Chose curieuse, le réalisateur Denys de La Patellière, l'un des habitués des grands succès du box-office, n'a pas eu plus de chance cette année avec un autre de ses films, Soleil noir, qui, malgré sa vedette, Michèle Mercier, l'héroïne des Angélique, n'a pas tenu l'affiche.

Raoul Lévy, avant sa fin tragique, a tourné un film, l'Espion, qui ressemble beaucoup au Rideau déchiré, d'Alfred Hitchcock, et sort même grandi de la confrontation. On pouvait espérer beaucoup de ce producteur qui semblait avoir trouvé sa voie dans la mise en scène.

Jean-Paul Belmondo (Tendre Voyou), Robert Hirsch (Martin soldat), Jean Marais (Le Saint prend l'affût), Mireille Darc (la Grande Sauterelle), Charles Aznavour (Le facteur s'en va-t-en guerre) ont pu, par leur seule présence au générique, assurer un succès mitigé à des productions qui sont loin d'être les meilleures de leurs auteurs et qui pèchent toutes par des facilités et des vulgarités.

L'ex-« nouvelle vague »

Que deviennent les auteurs de l'ex-nouvelle vague ? Jean-Luc Godard tourne, bien sûr. Il tourne peut-être un peu trop vite n'importe quoi. Le style demeure, la désinvolture, le charme séduisent toujours, mais la cuvée 1966 n'est pas la meilleure.
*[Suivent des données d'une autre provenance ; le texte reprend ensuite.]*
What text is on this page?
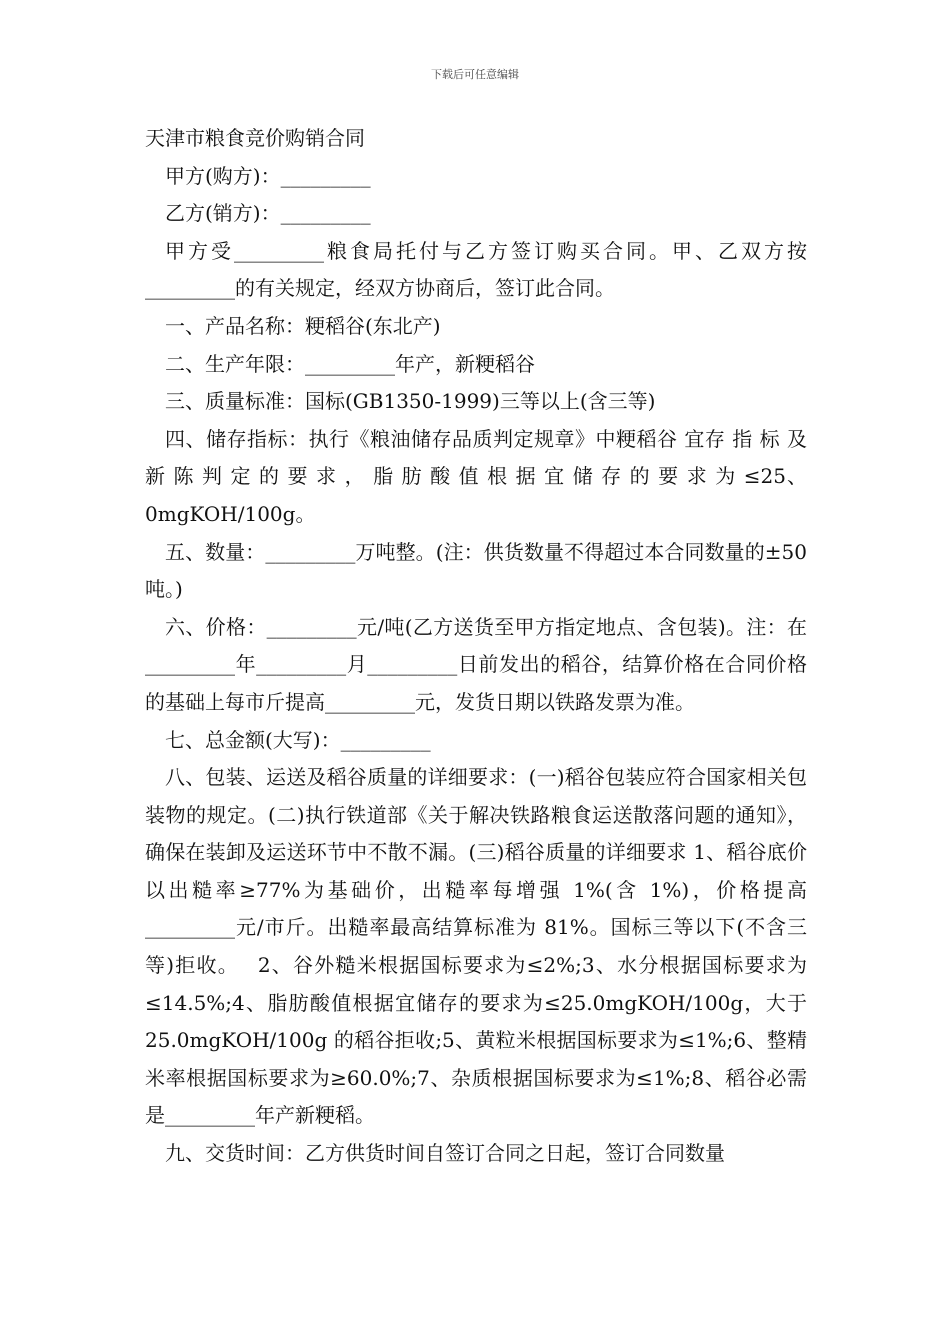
下载后可任意编辑

天津市粮食竞价购销合同

甲方(购方)：_________

乙方(销方)：_________

甲方受_________粮食局托付与乙方签订购买合同。甲、乙双方按_________的有关规定，经双方协商后，签订此合同。

一、产品名称：粳稻谷(东北产)

二、生产年限：_________年产，新粳稻谷

三、质量标准：国标(GB1350-1999)三等以上(含三等)

四、储存指标：执行《粮油储存品质判定规章》中粳稻谷 宜存 指 标 及 新 陈 判 定 的 要 求 ， 脂 肪 酸 值 根 据 宜 储 存 的 要 求 为 ≤25、0mgKOH/100g。

五、数量：_________万吨整。(注：供货数量不得超过本合同数量的±50 吨。)

六、价格：_________元/吨(乙方送货至甲方指定地点、含包装)。注：在_________年_________月_________日前发出的稻谷，结算价格在合同价格的基础上每市斤提高_________元，发货日期以铁路发票为准。

七、总金额(大写)：_________

八、包装、运送及稻谷质量的详细要求：(一)稻谷包装应符合国家相关包装物的规定。(二)执行铁道部《关于解决铁路粮食运送散落问题的通知》，确保在装卸及运送环节中不散不漏。(三)稻谷质量的详细要求 1、稻谷底价以出糙率≥77%为基础价，出糙率每增强 1%(含 1%)，价格提高_________元/市斤。出糙率最高结算标准为 81%。国标三等以下(不含三等)拒收。　 2、谷外糙米根据国标要求为≤2%;3、水分根据国标要求为≤14.5%;4、脂肪酸值根据宜储存的要求为≤25.0mgKOH/100g，大于 25.0mgKOH/100g 的稻谷拒收;5、黄粒米根据国标要求为≤1%;6、整精米率根据国标要求为≥60.0%;7、杂质根据国标要求为≤1%;8、稻谷必需是_________年产新粳稻。

九、交货时间：乙方供货时间自签订合同之日起，签订合同数量
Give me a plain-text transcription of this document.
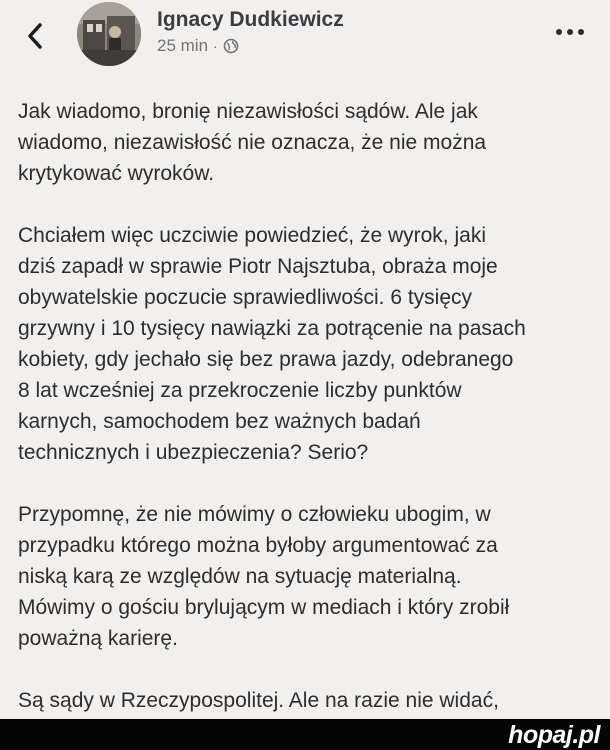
Ignacy Dudkiewicz
25 min ·

Jak wiadomo, bronię niezawisłości sądów. Ale jak
wiadomo, niezawisłość nie oznacza, że nie można
krytykować wyroków.

Chciałem więc uczciwie powiedzieć, że wyrok, jaki
dziś zapadł w sprawie Piotr Najsztuba, obraża moje
obywatelskie poczucie sprawiedliwości. 6 tysięcy
grzywny i 10 tysięcy nawiązki za potrącenie na pasach
kobiety, gdy jechało się bez prawa jazdy, odebranego
8 lat wcześniej za przekroczenie liczby punktów
karnych, samochodem bez ważnych badań
technicznych i ubezpieczenia? Serio?

Przypomnę, że nie mówimy o człowieku ubogim, w
przypadku którego można byłoby argumentować za
niską karą ze względów na sytuację materialną.
Mówimy o gościu brylującym w mediach i który zrobił
poważną karierę.

Są sądy w Rzeczypospolitej. Ale na razie nie widać,

hopaj.pl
Coup sur coup, Made in USA et Deux ou trois choses que je sais d'elle ont été proposés à la sagacité des spectateurs.

Les inconditionnels ont applaudi, les irréductibles se sont une fois de plus esclaffés. Ce sont là des attitudes dangereuses : vouer un culte à Godard paraît tout aussi ridicule que de ne lui accorder aucun crédit. Son influence reste très importante sur la jeune génération. Il est simplement permis de préférer Pierrot le fou à Deux ou trois choses... La Chinoise, son prochain long métrage, réconciliera-t-il les spectateurs ? Il est permis d'en douter.

Claude Chabrol, dans le Scandale, est revenu à son inspiration des Bonnes Femmes. Eric Rohmer a beaucoup surpris dans la Collectionneuse : on peut considérer ce film élégant et précieux comme un essai littéraire sur le cynisme et le marivaudage d'une certaine jeunesse contemporaine.

Trois nouveaux venus

Un ancien photographe, William Klein, auteur de plusieurs courts métrages (dont Cassius le Grand, couronné au Festival de Tours), a réalisé Qui êtes-vous Polly Magoo, sur le monde fou fou fou fou de la mode. Édouard Luntz, de son côté, a réussi à renouveler le thème des blousons-noirs dans un film (les Cœurs verts) qui ne doit rien aux Tricheurs et autres Terrain vague de Marcel Carné. Enfin, José Varela, dans Mamaia, a lancé Jean-Pierre Kalfon et Adriana Bogdan.

Alain Robbe-Grillet dans Trans-Europ-Express et Marguerite Duras dans la Musica ont tenté de concilier le cinéma et la littérature. On peut penser que Marguerite Duras (avec l'aide de Paul Seban) a signé un film très personnel où Robert Hossein fait une grande création. Quant à Alain Jessua, il a décrit avec talent le monde des bandes dessinées dans Jeu de massacre, où l'on remarquait un nouvel acteur très prometteur : Michel Duchaussoy.

États-Unis

Le cinéma américain se meurt, le cinéma américain est mort. Cette phrase, grommelée par des esprits grincheux, est un jugement qui mérite appel.

Sans doute les États-Unis (dont la production était de 180 films en 1966) sont-ils volontairement absents des principaux festivals de cinéma où, depuis quelques années, les jurys avaient systématiquement tendance à bouder tout ce qui venait d'Hollywood.

Les superproductions

Pourtant, le Docteur Jivago, de David Lean, à défaut de respecter intégralement l'œuvre de Pasternak, respecte au moins les servitudes — et les grandeurs — de la superproduction : une nouvelle star, Julie Christie ; une débutante à qui il manque seulement de se faire un prénom, Géraldine Chaplin ; de beaux paysages, une photographie souvent remarquable. Il ne s'agit sans doute pas d'un chef-d'œuvre, mais, dans la ligne de Lawrence d'Arabie ou du Pont de la rivière Kwai (du même David Lean), c'est un spectacle de prestige qui ne manque ni de charme ni de vigueur.

Les grands metteurs en scène américains ont légèrement déçu : on attendait mieux de William Wyler (Comment voler un million de dollars ?) après son remarquable Obsédé. Le charme d'Audrey Hepburn et de Peter O'Toole ne peut entièrement masquer le manque de punch de la réalisation.